Clinicians generally expressed positive sentiments regarding the use of scribes, although the impact of scribes has shown mixed results. Postintervention surveys frequently revealed a downward trend in burnout metrics and an upward trend in wellness metrics.[48] [50] [59] Clinicians reported feeling less mentally burdened,[34] [56] experiencing increased joy in their practice,[28] [35] and having more time to focus on communication with their patients.[46] [49] [53] Contrastingly, studies conducted in an academic general internal medicine and dermatology clinic found that physician burnout was already low at baseline and remained unchanged after implementing scribes.[44] [53]

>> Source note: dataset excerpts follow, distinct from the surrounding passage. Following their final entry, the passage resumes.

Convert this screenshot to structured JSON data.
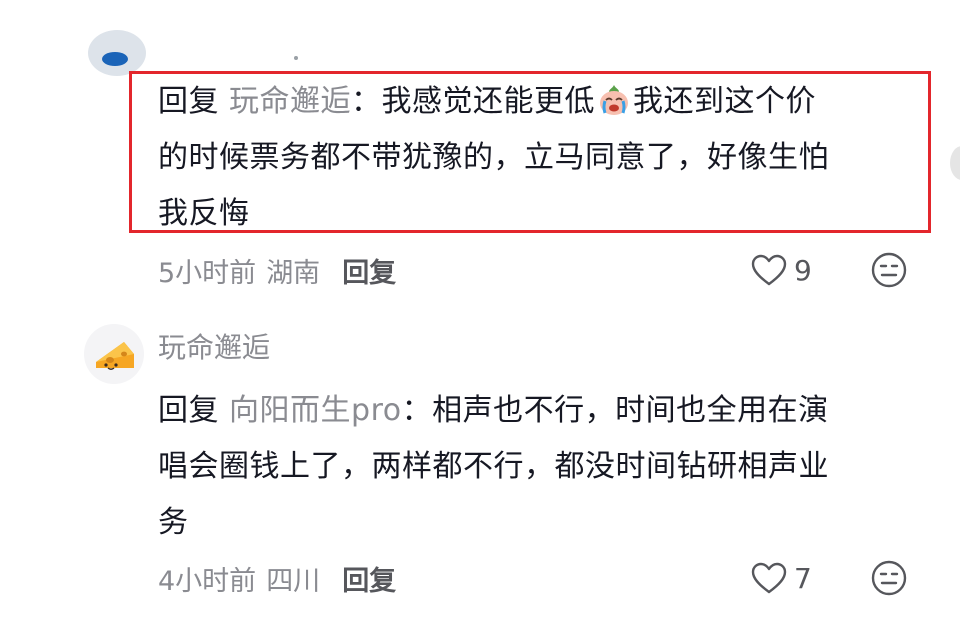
{
  "comment1": {
    "reply_word": "回复",
    "mention": "玩命邂逅",
    "colon": "：",
    "text_part1": "我感觉还能更低",
    "text_part2": "我还到这个价",
    "line2": "的时候票务都不带犹豫的，立马同意了，好像生怕",
    "line3": "我反悔",
    "emoji": "crying-face-emoji",
    "time": "5小时前",
    "location": "湖南",
    "reply_label": "回复",
    "likes": "9"
  },
  "comment2": {
    "username": "玩命邂逅",
    "avatar": "cheese-avatar",
    "reply_word": "回复",
    "mention": "向阳而生pro",
    "colon": "：",
    "line1_text": "相声也不行，时间也全用在演",
    "line2": "唱会圈钱上了，两样都不行，都没时间钻研相声业",
    "line3": "务",
    "time": "4小时前",
    "location": "四川",
    "reply_label": "回复",
    "likes": "7"
  },
  "colors": {
    "highlight_border": "#e3262c",
    "text_primary": "#161823",
    "text_secondary": "#8a8b91"
  }
}
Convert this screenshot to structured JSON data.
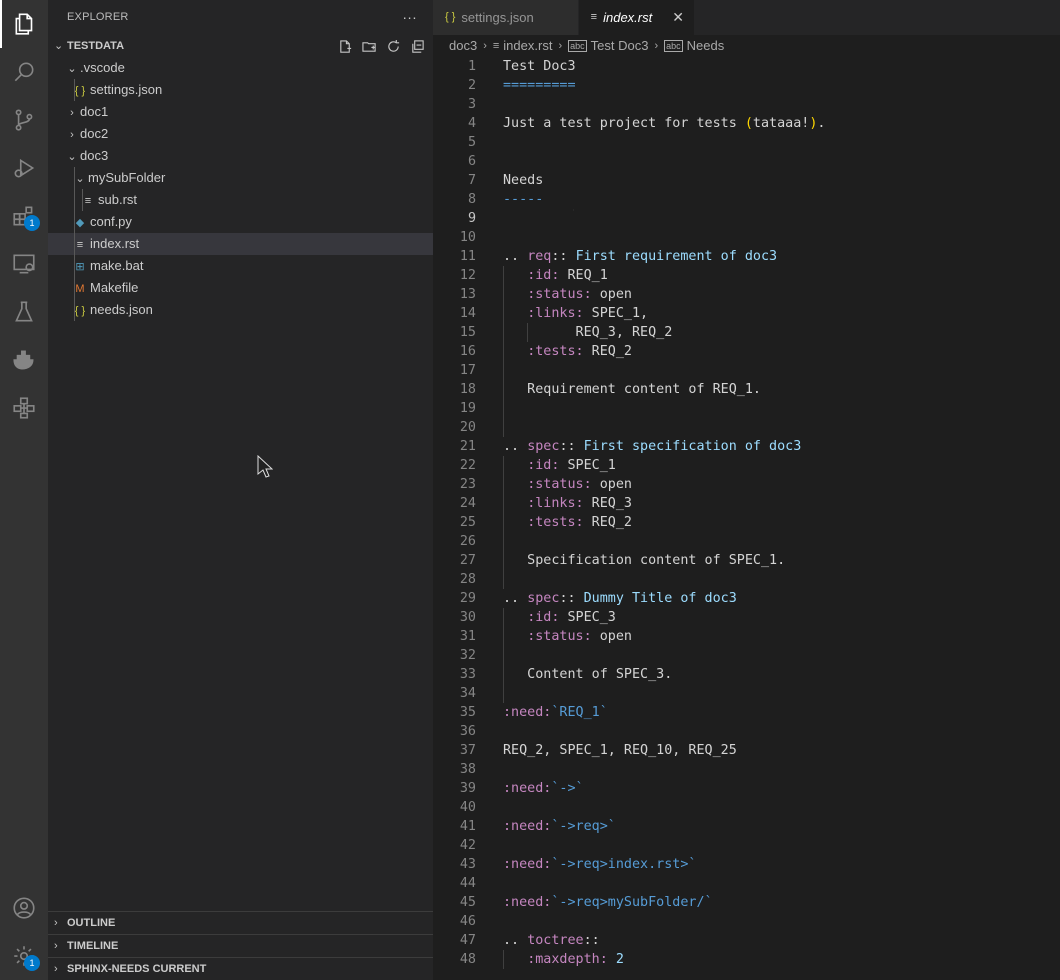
{
  "activity": {
    "items": [
      {
        "name": "explorer-icon"
      },
      {
        "name": "search-icon"
      },
      {
        "name": "source-control-icon"
      },
      {
        "name": "run-debug-icon"
      },
      {
        "name": "extensions-icon",
        "badge": "1"
      },
      {
        "name": "remote-explorer-icon"
      },
      {
        "name": "testing-icon"
      },
      {
        "name": "docker-icon"
      },
      {
        "name": "sphinx-needs-icon"
      }
    ],
    "accounts_icon": "account-icon",
    "settings_badge": "1"
  },
  "sidebar": {
    "title": "EXPLORER",
    "more": "···",
    "section": "TESTDATA",
    "tree": [
      {
        "label": ".vscode",
        "type": "folder-open",
        "depth": 1
      },
      {
        "label": "settings.json",
        "type": "json",
        "depth": 2
      },
      {
        "label": "doc1",
        "type": "folder-closed",
        "depth": 1
      },
      {
        "label": "doc2",
        "type": "folder-closed",
        "depth": 1
      },
      {
        "label": "doc3",
        "type": "folder-open",
        "depth": 1
      },
      {
        "label": "mySubFolder",
        "type": "folder-open",
        "depth": 2
      },
      {
        "label": "sub.rst",
        "type": "rst",
        "depth": 3
      },
      {
        "label": "conf.py",
        "type": "py",
        "depth": 2
      },
      {
        "label": "index.rst",
        "type": "rst",
        "depth": 2,
        "selected": true
      },
      {
        "label": "make.bat",
        "type": "bat",
        "depth": 2
      },
      {
        "label": "Makefile",
        "type": "makefile",
        "depth": 2
      },
      {
        "label": "needs.json",
        "type": "json",
        "depth": 2
      }
    ],
    "bottom_sections": [
      "OUTLINE",
      "TIMELINE",
      "SPHINX-NEEDS CURRENT"
    ]
  },
  "tabs": [
    {
      "label": "settings.json",
      "icon": "{ }",
      "active": false
    },
    {
      "label": "index.rst",
      "icon": "≡",
      "active": true
    }
  ],
  "breadcrumb": [
    "doc3",
    "index.rst",
    "Test Doc3",
    "Needs"
  ],
  "editor": {
    "current_line": 9,
    "lines": [
      [
        {
          "t": "Test Doc3"
        }
      ],
      [
        {
          "t": "=========",
          "c": "t-blue"
        }
      ],
      [],
      [
        {
          "t": "Just a test project for tests "
        },
        {
          "t": "(",
          "c": "t-paren"
        },
        {
          "t": "tataaa!"
        },
        {
          "t": ")",
          "c": "t-paren"
        },
        {
          "t": "."
        }
      ],
      [],
      [],
      [
        {
          "t": "Needs"
        }
      ],
      [
        {
          "t": "-----",
          "c": "t-blue"
        }
      ],
      [],
      [],
      [
        {
          "t": ".. "
        },
        {
          "t": "req",
          "c": "t-dir"
        },
        {
          "t": ":: "
        },
        {
          "t": "First requirement of doc3",
          "c": "t-val"
        }
      ],
      [
        {
          "t": "   "
        },
        {
          "t": ":id:",
          "c": "t-role"
        },
        {
          "t": " REQ_1"
        }
      ],
      [
        {
          "t": "   "
        },
        {
          "t": ":status:",
          "c": "t-role"
        },
        {
          "t": " open"
        }
      ],
      [
        {
          "t": "   "
        },
        {
          "t": ":links:",
          "c": "t-role"
        },
        {
          "t": " SPEC_1,"
        }
      ],
      [
        {
          "t": "         REQ_3, REQ_2"
        }
      ],
      [
        {
          "t": "   "
        },
        {
          "t": ":tests:",
          "c": "t-role"
        },
        {
          "t": " REQ_2"
        }
      ],
      [],
      [
        {
          "t": "   Requirement content of REQ_1."
        }
      ],
      [],
      [],
      [
        {
          "t": ".. "
        },
        {
          "t": "spec",
          "c": "t-dir"
        },
        {
          "t": ":: "
        },
        {
          "t": "First specification of doc3",
          "c": "t-val"
        }
      ],
      [
        {
          "t": "   "
        },
        {
          "t": ":id:",
          "c": "t-role"
        },
        {
          "t": " SPEC_1"
        }
      ],
      [
        {
          "t": "   "
        },
        {
          "t": ":status:",
          "c": "t-role"
        },
        {
          "t": " open"
        }
      ],
      [
        {
          "t": "   "
        },
        {
          "t": ":links:",
          "c": "t-role"
        },
        {
          "t": " REQ_3"
        }
      ],
      [
        {
          "t": "   "
        },
        {
          "t": ":tests:",
          "c": "t-role"
        },
        {
          "t": " REQ_2"
        }
      ],
      [],
      [
        {
          "t": "   Specification content of SPEC_1."
        }
      ],
      [],
      [
        {
          "t": ".. "
        },
        {
          "t": "spec",
          "c": "t-dir"
        },
        {
          "t": ":: "
        },
        {
          "t": "Dummy Title of doc3",
          "c": "t-val"
        }
      ],
      [
        {
          "t": "   "
        },
        {
          "t": ":id:",
          "c": "t-role"
        },
        {
          "t": " SPEC_3"
        }
      ],
      [
        {
          "t": "   "
        },
        {
          "t": ":status:",
          "c": "t-role"
        },
        {
          "t": " open"
        }
      ],
      [],
      [
        {
          "t": "   Content of SPEC_3."
        }
      ],
      [],
      [
        {
          "t": ":need:",
          "c": "t-role"
        },
        {
          "t": "`REQ_1`",
          "c": "t-blue"
        }
      ],
      [],
      [
        {
          "t": "REQ_2, SPEC_1, REQ_10, REQ_25"
        }
      ],
      [],
      [
        {
          "t": ":need:",
          "c": "t-role"
        },
        {
          "t": "`->`",
          "c": "t-blue"
        }
      ],
      [],
      [
        {
          "t": ":need:",
          "c": "t-role"
        },
        {
          "t": "`->req>`",
          "c": "t-blue"
        }
      ],
      [],
      [
        {
          "t": ":need:",
          "c": "t-role"
        },
        {
          "t": "`->req>index.rst>`",
          "c": "t-blue"
        }
      ],
      [],
      [
        {
          "t": ":need:",
          "c": "t-role"
        },
        {
          "t": "`->req>mySubFolder/`",
          "c": "t-blue"
        }
      ],
      [],
      [
        {
          "t": ".. "
        },
        {
          "t": "toctree",
          "c": "t-dir"
        },
        {
          "t": "::"
        }
      ],
      [
        {
          "t": "   "
        },
        {
          "t": ":maxdepth:",
          "c": "t-role"
        },
        {
          "t": " "
        },
        {
          "t": "2",
          "c": "t-val"
        }
      ]
    ]
  }
}
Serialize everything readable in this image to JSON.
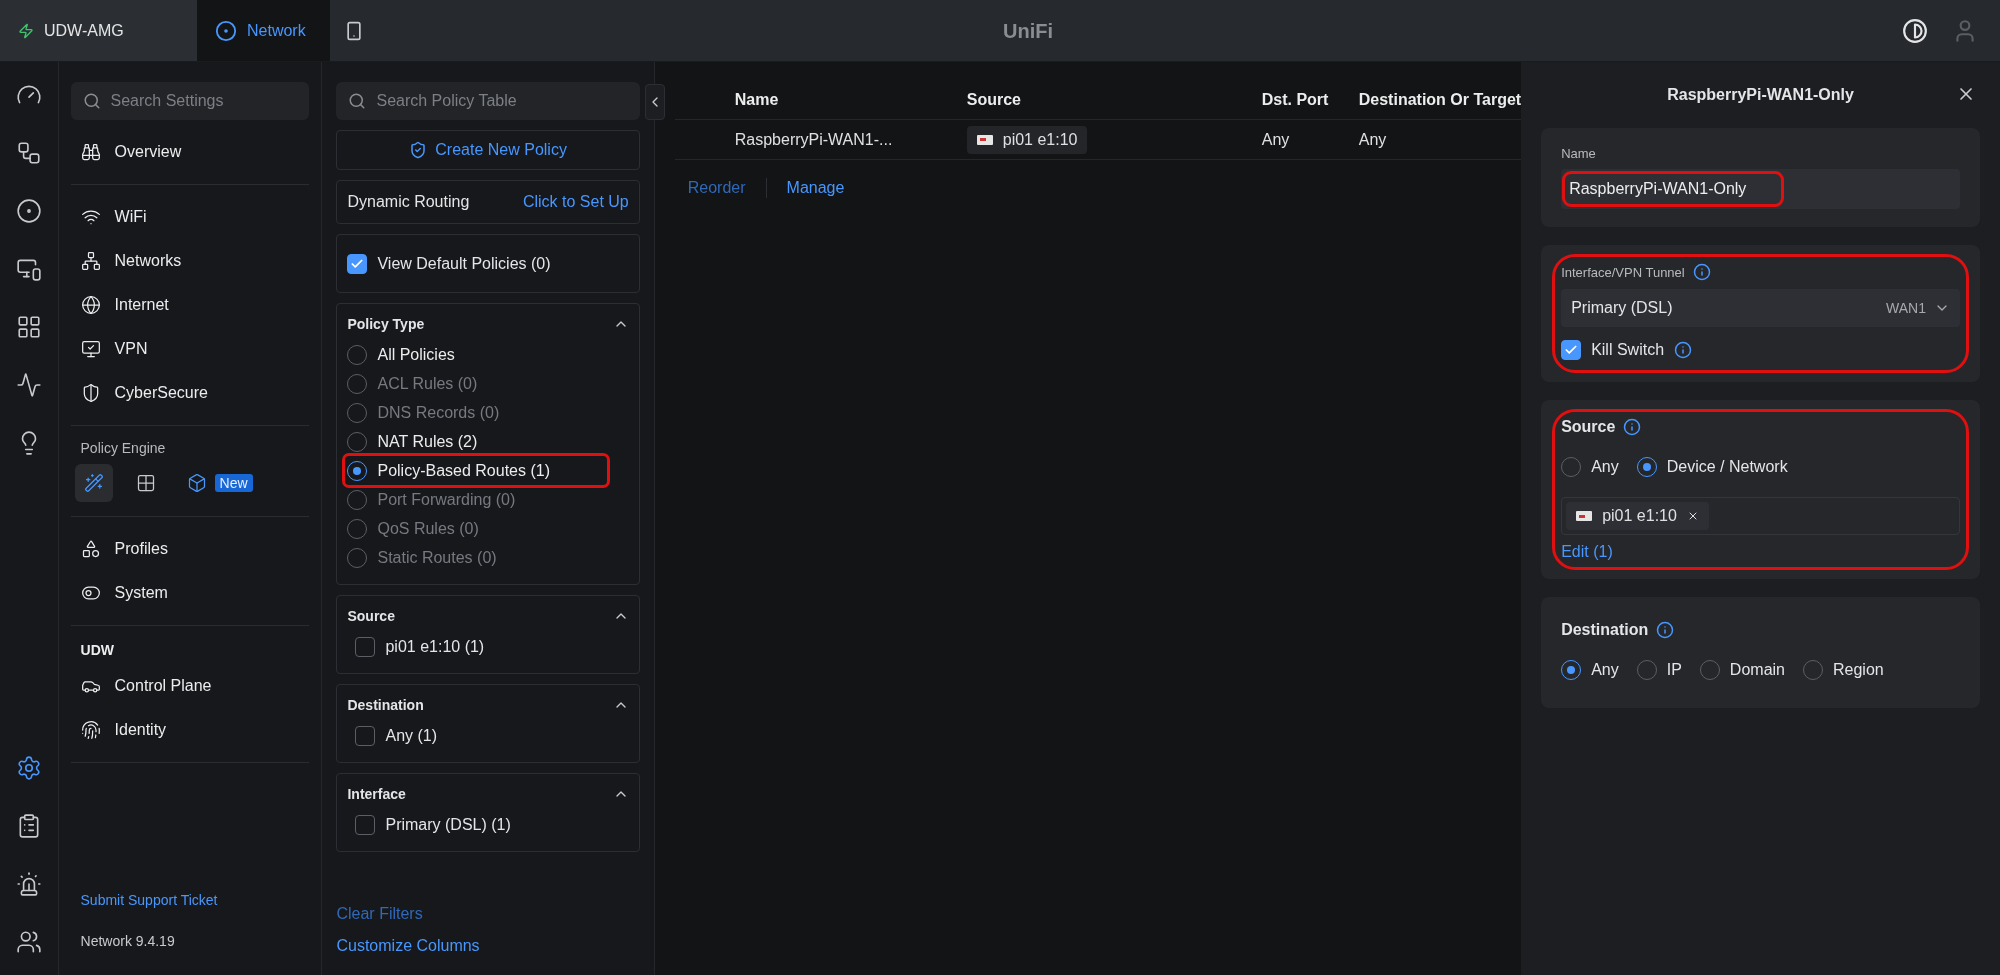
{
  "top_bar": {
    "tabs": [
      {
        "label": "UDW-AMG",
        "selected": false
      },
      {
        "label": "Network",
        "selected": true
      }
    ],
    "logo": "UniFi"
  },
  "rail": [
    {
      "selected": false
    },
    {
      "selected": false
    },
    {
      "selected": false
    },
    {
      "selected": false
    },
    {
      "selected": false
    },
    {
      "selected": false
    },
    {
      "selected": false
    },
    {
      "selected": true
    },
    {
      "selected": false
    },
    {
      "selected": false
    },
    {
      "selected": false
    }
  ],
  "settings": {
    "search": {
      "placeholder": "Search Settings"
    },
    "sections": [
      {
        "items": [
          "Overview"
        ]
      },
      {
        "items": [
          "WiFi",
          "Networks",
          "Internet",
          "VPN",
          "CyberSecure"
        ]
      },
      {
        "heading": "Policy Engine",
        "tools": [
          {
            "selected": true
          },
          {
            "selected": false
          },
          {
            "selected": false,
            "badge": "New"
          }
        ]
      },
      {
        "items": [
          "Profiles",
          "System"
        ]
      },
      {
        "heading": "UDW",
        "items": [
          "Control Plane",
          "Identity"
        ]
      }
    ],
    "support_link": "Submit Support Ticket",
    "version": "Network 9.4.19"
  },
  "filters": {
    "search": {
      "placeholder": "Search Policy Table"
    },
    "create_button": "Create New Policy",
    "dynamic_routing": {
      "label": "Dynamic Routing",
      "action": "Click to Set Up"
    },
    "view_default": {
      "label": "View Default Policies (0)",
      "checked": true
    },
    "groups": [
      {
        "title": "Policy Type",
        "kind": "radio",
        "expanded": true,
        "options": [
          {
            "label": "All Policies",
            "selected": false,
            "disabled": false,
            "annotated": false
          },
          {
            "label": "ACL Rules (0)",
            "selected": false,
            "disabled": true,
            "annotated": false
          },
          {
            "label": "DNS Records (0)",
            "selected": false,
            "disabled": true,
            "annotated": false
          },
          {
            "label": "NAT Rules (2)",
            "selected": false,
            "disabled": false,
            "annotated": false
          },
          {
            "label": "Policy-Based Routes (1)",
            "selected": true,
            "disabled": false,
            "annotated": true
          },
          {
            "label": "Port Forwarding (0)",
            "selected": false,
            "disabled": true,
            "annotated": false
          },
          {
            "label": "QoS Rules (0)",
            "selected": false,
            "disabled": true,
            "annotated": false
          },
          {
            "label": "Static Routes (0)",
            "selected": false,
            "disabled": true,
            "annotated": false
          }
        ]
      },
      {
        "title": "Source",
        "kind": "checkbox",
        "expanded": true,
        "options": [
          {
            "label": "pi01 e1:10 (1)",
            "checked": false
          }
        ]
      },
      {
        "title": "Destination",
        "kind": "checkbox",
        "expanded": true,
        "options": [
          {
            "label": "Any (1)",
            "checked": false
          }
        ]
      },
      {
        "title": "Interface",
        "kind": "checkbox",
        "expanded": true,
        "options": [
          {
            "label": "Primary (DSL) (1)",
            "checked": false
          }
        ]
      }
    ],
    "links": [
      {
        "label": "Clear Filters",
        "disabled": true
      },
      {
        "label": "Customize Columns",
        "disabled": false
      }
    ]
  },
  "table": {
    "columns": [
      "Name",
      "Source",
      "Dst. Port",
      "Destination Or Target"
    ],
    "rows": [
      {
        "cells": [
          {
            "kind": "text",
            "text": "RaspberryPi-WAN1-..."
          },
          {
            "kind": "chip",
            "text": "pi01 e1:10"
          },
          {
            "kind": "text",
            "text": "Any"
          },
          {
            "kind": "text",
            "text": "Any"
          }
        ]
      }
    ],
    "actions": [
      {
        "label": "Reorder",
        "disabled": true
      },
      {
        "label": "Manage",
        "disabled": false
      }
    ]
  },
  "detail": {
    "title": "RaspberryPi-WAN1-Only",
    "name": {
      "label": "Name",
      "value": "RaspberryPi-WAN1-Only",
      "annotated": true
    },
    "interface": {
      "label": "Interface/VPN Tunnel",
      "value": "Primary (DSL)",
      "tag": "WAN1",
      "kill_switch": {
        "label": "Kill Switch",
        "checked": true
      },
      "annotated": true
    },
    "source": {
      "title": "Source",
      "options": [
        {
          "label": "Any",
          "selected": false
        },
        {
          "label": "Device / Network",
          "selected": true
        }
      ],
      "chips": [
        "pi01 e1:10"
      ],
      "edit_link": "Edit (1)",
      "annotated": true
    },
    "destination": {
      "title": "Destination",
      "options": [
        {
          "label": "Any",
          "selected": true
        },
        {
          "label": "IP",
          "selected": false
        },
        {
          "label": "Domain",
          "selected": false
        },
        {
          "label": "Region",
          "selected": false
        }
      ],
      "annotated": false
    }
  }
}
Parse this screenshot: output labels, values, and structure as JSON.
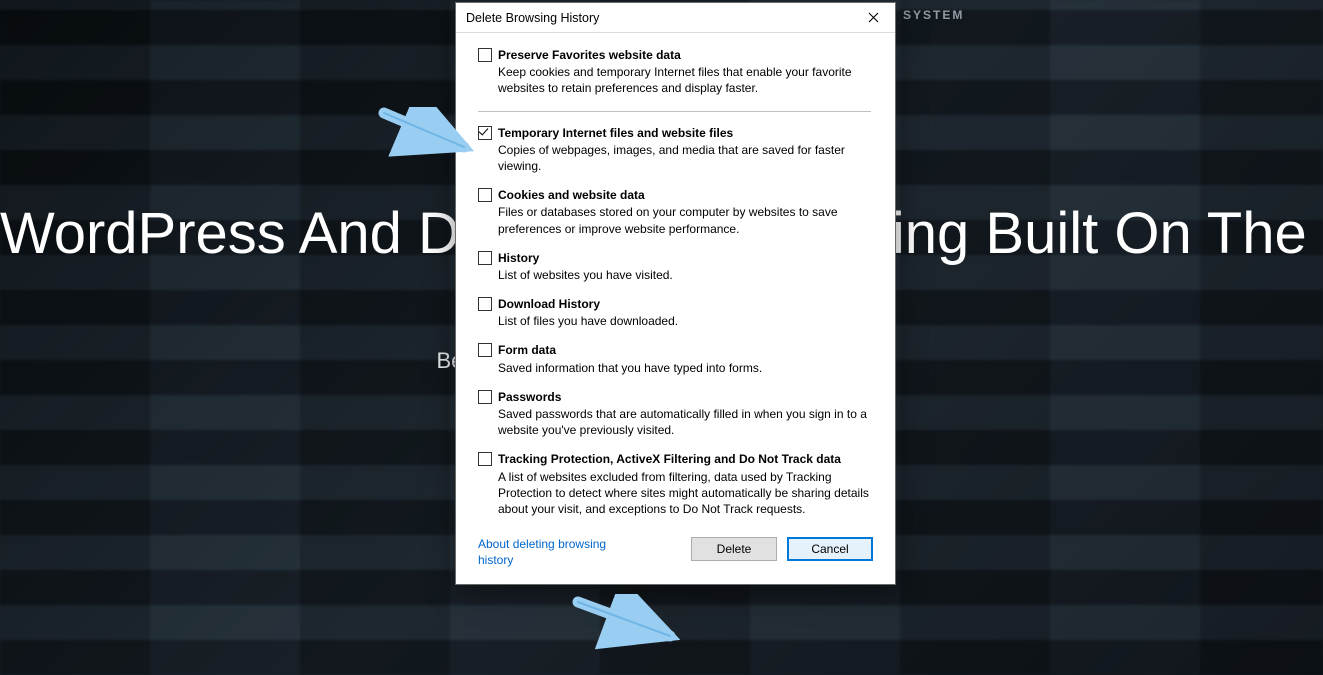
{
  "background": {
    "title": "WordPress And Drupal Cloud Hosting Built On The Speed Of Google",
    "subtitle": "Better, faster, stronger managed cloud hosting",
    "tag_fragment": "SYSTEM"
  },
  "dialog": {
    "title": "Delete Browsing History",
    "options": [
      {
        "title": "Preserve Favorites website data",
        "desc": "Keep cookies and temporary Internet files that enable your favorite websites to retain preferences and display faster.",
        "checked": false,
        "separator": true
      },
      {
        "title": "Temporary Internet files and website files",
        "desc": "Copies of webpages, images, and media that are saved for faster viewing.",
        "checked": true,
        "separator": false
      },
      {
        "title": "Cookies and website data",
        "desc": "Files or databases stored on your computer by websites to save preferences or improve website performance.",
        "checked": false,
        "separator": false
      },
      {
        "title": "History",
        "desc": "List of websites you have visited.",
        "checked": false,
        "separator": false
      },
      {
        "title": "Download History",
        "desc": "List of files you have downloaded.",
        "checked": false,
        "separator": false
      },
      {
        "title": "Form data",
        "desc": "Saved information that you have typed into forms.",
        "checked": false,
        "separator": false
      },
      {
        "title": "Passwords",
        "desc": "Saved passwords that are automatically filled in when you sign in to a website you've previously visited.",
        "checked": false,
        "separator": false
      },
      {
        "title": "Tracking Protection, ActiveX Filtering and Do Not Track data",
        "desc": "A list of websites excluded from filtering, data used by Tracking Protection to detect where sites might automatically be sharing details about your visit, and exceptions to Do Not Track requests.",
        "checked": false,
        "separator": false
      }
    ],
    "link": "About deleting browsing history",
    "buttons": {
      "delete": "Delete",
      "cancel": "Cancel"
    }
  }
}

Additionally, two studies reported a decrease in documentation time with the implementation of scribes.[48] [51] Time logs have revealed significant reductions in time spent on the EHR, such as a 50% decrease in overall documentation time,[41] a reduction of 3 minutes and 28 seconds per patient,[60] and a reduction of 53.4 minutes in postclinic documentation time.[53]

Studies also noted an unexpected increase in clinic productivity after hiring scribes. A prospective study on use of in-person scribes in an outpatient dermatology clinic reported a 29% increase in patients seen, translating into 2.5 patients per half-day session.[44] Similarly, a study based in a general internal medicine practice found that clinicians with scribes completed more visits per hour and generated more work Relative Value Units per hour.[26]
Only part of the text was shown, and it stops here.